History of Pinckney Island

Pinckney Island National Wildlife Refuge Image

The Pinckney Island is a 16 km2 (4,053-acre) National Wildlife Refuge situated in Beaufort County, South Carolina, between Hilton Head Island and the mainland. Prominently named after Major General Charles Cotesworth Pinckney, it was built to accommodate a forest and forest nature for conservation and aesthetic purposes.

The refuge is one of seven refuges managed by the Savannah Coastal Refuges Complex in Savannah (of Georgia, United States).

History

Pinckney Island is one of the richest archaeologically, with over 120 prehistoric and historical sites identified. The prehistoric sites’ analysis indicates human occupation dating from the Archaic Period (8000 BCE-1000 BCE), with accelerated use during the Mississippian Age (1000 CE-1500 CE).

Not much is known about the prehistoric tribes and native Americans who populated the island from 8000 BCE. However, exclusive research suggests a nomadic tribe did flourish in this land who were primarily hunter-gatherers.

Ancient artifacts prove that impermanent, small-scale settlements were built on Pinckney by Spanish and French invaders in the 16th centuries and 17th centuries. Permanent settlements did not occur until 1708 CE when a businessman Alexander Mackay, an Indian trader, obtained title to 0.81 km2 (200 acres) of present-day Pinckney Island. By 1715 CE, Mackay had exclusively acquired the rest of the island and most of the other islands that include the present refuge. In 1736 CR, Mackay’s widow sold the islands to the man behind the name – Charles Pinckney, father of the famous General Charles Cotesworth Pinckney.

General Pinckney was an American commander during the Revolutionary War, a signer of the United States Constitution, and, in 1804 CE and 1808 CE, a presidential candidate for the infamous Federalist Party. After acquiring the islands from his father, Pinckney was an absentee landowner until 1804 CE, when he moved to the property and started managing the island. The Pinckney family reconstructed the islands into a profitable plantation, cutting much of the natural forest and tilling and draining the fertile soil. By 1818 CE, over 270 slaves worked to produce fine quality long-staple Sea Island Cotton on 1.20 km2 9297 acres); 500 slaves lived on the island by 1840 CE.

The plantation prospered until the American Civil War when Union troops occupied it. Minor skirmishes occurred on Pinckney Island. The most notable incident occurred on August 21, 1862 CE, when the Confederate 11th Infantry/Beaufort Light Artillery struck the camp of Company H, New Hampshire Volunteers, Third Regiment, killing four Union soldiers and wounding eight Confederate men and two Union men.

U.S. Army records reflect that commanders recruited black troops for the Union Army from the region. Five military (U.S. Colored Troops) headstones are situated in a cemetery on the northwest side of Pinckney Island. The U.S. Army had likely recruited slaves from the Pinckney plantation.

After the conflict and late century farm recession, the plantation did not succeed. By the 1930s CE, it was practically abandoned. In 1937 CE, after more than 210 years of Pinckney family ownership, the estate was sold to Ellen Bruce, wife of James Bruce, a New York banker who used the estate as a hunting preserve. The Bruces planted pine and hardwoods, built ponds to draw waterfowl and provide for irrigation, and placed 60 percent of the farm fields back into agriculture.

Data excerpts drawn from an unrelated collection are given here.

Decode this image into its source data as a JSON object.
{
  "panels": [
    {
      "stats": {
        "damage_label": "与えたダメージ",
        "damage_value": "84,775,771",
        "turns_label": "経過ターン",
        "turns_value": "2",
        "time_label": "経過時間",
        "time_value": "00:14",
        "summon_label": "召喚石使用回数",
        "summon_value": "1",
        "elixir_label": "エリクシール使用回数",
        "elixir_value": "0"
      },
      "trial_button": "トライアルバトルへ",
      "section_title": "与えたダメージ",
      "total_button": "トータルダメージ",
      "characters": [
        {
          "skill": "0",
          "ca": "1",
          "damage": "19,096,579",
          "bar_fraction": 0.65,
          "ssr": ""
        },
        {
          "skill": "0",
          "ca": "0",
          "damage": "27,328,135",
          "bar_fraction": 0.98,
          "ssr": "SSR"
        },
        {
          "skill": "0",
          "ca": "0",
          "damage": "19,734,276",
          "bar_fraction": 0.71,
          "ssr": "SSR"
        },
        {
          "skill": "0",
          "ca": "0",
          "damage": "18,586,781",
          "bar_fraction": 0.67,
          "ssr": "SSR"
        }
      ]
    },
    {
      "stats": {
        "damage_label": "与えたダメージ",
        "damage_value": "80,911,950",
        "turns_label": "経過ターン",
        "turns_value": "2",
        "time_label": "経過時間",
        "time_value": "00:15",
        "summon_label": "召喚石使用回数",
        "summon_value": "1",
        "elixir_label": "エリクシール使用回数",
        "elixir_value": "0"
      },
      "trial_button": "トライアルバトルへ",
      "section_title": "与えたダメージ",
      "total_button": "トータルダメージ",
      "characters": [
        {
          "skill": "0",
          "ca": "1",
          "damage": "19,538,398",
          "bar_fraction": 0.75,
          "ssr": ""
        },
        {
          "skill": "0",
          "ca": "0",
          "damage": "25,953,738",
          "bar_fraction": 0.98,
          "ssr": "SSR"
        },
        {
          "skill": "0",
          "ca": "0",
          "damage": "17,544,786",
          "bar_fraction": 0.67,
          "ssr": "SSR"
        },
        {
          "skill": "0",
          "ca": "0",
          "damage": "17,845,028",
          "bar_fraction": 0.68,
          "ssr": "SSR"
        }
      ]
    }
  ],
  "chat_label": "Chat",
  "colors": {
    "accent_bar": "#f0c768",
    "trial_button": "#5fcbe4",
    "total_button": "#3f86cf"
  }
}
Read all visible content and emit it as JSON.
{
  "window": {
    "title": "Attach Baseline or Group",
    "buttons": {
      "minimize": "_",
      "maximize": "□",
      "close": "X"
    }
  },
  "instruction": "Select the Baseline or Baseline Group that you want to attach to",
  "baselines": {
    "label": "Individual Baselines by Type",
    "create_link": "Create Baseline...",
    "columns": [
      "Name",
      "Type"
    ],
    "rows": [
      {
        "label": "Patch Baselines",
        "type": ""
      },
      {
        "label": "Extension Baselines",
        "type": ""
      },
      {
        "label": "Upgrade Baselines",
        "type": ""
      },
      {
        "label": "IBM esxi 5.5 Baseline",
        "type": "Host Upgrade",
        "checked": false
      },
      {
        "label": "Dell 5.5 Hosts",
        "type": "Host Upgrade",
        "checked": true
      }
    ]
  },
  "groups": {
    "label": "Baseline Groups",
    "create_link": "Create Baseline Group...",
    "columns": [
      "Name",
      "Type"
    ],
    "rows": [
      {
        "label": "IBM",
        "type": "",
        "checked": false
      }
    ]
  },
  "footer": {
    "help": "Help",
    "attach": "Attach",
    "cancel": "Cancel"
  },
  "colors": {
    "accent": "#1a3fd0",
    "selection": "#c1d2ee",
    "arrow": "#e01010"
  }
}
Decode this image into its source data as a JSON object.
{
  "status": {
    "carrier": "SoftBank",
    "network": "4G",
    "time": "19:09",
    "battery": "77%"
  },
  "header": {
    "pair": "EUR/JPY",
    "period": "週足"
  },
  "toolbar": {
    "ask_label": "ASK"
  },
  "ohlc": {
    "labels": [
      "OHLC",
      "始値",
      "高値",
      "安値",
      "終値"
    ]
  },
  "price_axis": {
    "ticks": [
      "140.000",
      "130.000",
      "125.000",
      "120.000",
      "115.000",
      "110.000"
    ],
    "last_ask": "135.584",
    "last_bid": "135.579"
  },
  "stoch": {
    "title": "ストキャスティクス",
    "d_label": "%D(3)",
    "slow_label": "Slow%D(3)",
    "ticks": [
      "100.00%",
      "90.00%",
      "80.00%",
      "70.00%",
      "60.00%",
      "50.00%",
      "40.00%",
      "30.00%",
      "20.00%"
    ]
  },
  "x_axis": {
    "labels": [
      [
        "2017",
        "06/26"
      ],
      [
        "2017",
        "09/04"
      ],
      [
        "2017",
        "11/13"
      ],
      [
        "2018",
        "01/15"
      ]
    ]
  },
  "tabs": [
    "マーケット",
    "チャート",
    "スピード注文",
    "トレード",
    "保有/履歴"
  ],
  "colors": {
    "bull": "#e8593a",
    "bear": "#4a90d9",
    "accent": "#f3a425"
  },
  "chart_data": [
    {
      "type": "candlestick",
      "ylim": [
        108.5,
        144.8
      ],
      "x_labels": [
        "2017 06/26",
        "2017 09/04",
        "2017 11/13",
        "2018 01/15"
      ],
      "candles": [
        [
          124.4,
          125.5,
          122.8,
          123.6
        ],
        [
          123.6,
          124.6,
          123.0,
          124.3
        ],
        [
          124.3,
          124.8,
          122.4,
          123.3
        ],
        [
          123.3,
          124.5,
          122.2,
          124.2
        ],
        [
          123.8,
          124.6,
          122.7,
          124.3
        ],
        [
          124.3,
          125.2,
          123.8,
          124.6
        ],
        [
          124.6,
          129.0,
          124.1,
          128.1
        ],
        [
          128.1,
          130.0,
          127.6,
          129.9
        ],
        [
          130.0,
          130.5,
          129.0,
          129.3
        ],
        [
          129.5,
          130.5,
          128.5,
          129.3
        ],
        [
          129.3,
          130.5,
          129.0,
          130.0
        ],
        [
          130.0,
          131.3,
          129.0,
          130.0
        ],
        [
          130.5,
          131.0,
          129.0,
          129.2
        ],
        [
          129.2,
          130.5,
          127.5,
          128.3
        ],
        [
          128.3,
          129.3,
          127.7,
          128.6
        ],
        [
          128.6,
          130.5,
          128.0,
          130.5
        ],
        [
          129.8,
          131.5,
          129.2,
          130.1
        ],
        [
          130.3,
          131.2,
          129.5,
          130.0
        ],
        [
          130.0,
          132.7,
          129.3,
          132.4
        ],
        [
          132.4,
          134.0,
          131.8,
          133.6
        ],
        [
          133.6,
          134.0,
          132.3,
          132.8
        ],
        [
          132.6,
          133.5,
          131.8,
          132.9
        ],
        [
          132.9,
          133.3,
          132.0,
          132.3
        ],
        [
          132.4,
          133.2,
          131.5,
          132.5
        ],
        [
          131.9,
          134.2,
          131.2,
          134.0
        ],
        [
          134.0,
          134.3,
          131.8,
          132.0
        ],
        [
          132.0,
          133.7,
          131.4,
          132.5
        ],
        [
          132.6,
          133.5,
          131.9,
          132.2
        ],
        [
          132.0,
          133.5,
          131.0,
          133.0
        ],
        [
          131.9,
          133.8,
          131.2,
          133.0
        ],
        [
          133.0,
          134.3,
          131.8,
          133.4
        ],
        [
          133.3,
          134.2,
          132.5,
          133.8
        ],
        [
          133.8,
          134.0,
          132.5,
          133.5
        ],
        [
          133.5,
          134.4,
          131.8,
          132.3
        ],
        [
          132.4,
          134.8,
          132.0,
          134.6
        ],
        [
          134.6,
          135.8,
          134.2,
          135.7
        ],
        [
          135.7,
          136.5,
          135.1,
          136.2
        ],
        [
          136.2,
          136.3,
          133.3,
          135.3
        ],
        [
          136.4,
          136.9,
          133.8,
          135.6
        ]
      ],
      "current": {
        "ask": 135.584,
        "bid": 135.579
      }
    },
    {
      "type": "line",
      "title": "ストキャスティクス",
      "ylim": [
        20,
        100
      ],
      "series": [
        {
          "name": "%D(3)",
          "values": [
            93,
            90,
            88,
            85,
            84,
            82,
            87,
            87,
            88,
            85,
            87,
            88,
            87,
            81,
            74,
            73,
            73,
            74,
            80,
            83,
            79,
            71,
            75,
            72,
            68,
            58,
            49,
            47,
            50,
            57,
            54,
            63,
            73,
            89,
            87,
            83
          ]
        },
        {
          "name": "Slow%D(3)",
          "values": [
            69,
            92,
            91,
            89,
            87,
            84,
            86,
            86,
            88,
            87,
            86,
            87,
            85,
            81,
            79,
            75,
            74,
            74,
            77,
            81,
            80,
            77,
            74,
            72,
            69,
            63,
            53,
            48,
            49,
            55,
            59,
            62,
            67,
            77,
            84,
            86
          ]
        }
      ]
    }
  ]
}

In 1954 CE Edward Starr and James Madison Barker, a well-known MIT alumnus and an early leader in the field of international business, bought the islands. They continued to maintain them as a game preserve. In 1975 CE, they donated the islands to the U.S. Wildlife and Fish Service to be exclusively managed as a National Wildlife Refuge (NWR) and as a forest and nature preserve for conservation and aesthetic purposes. The Pinckney Island NWR was ultimately established on December 4, 1975 CE.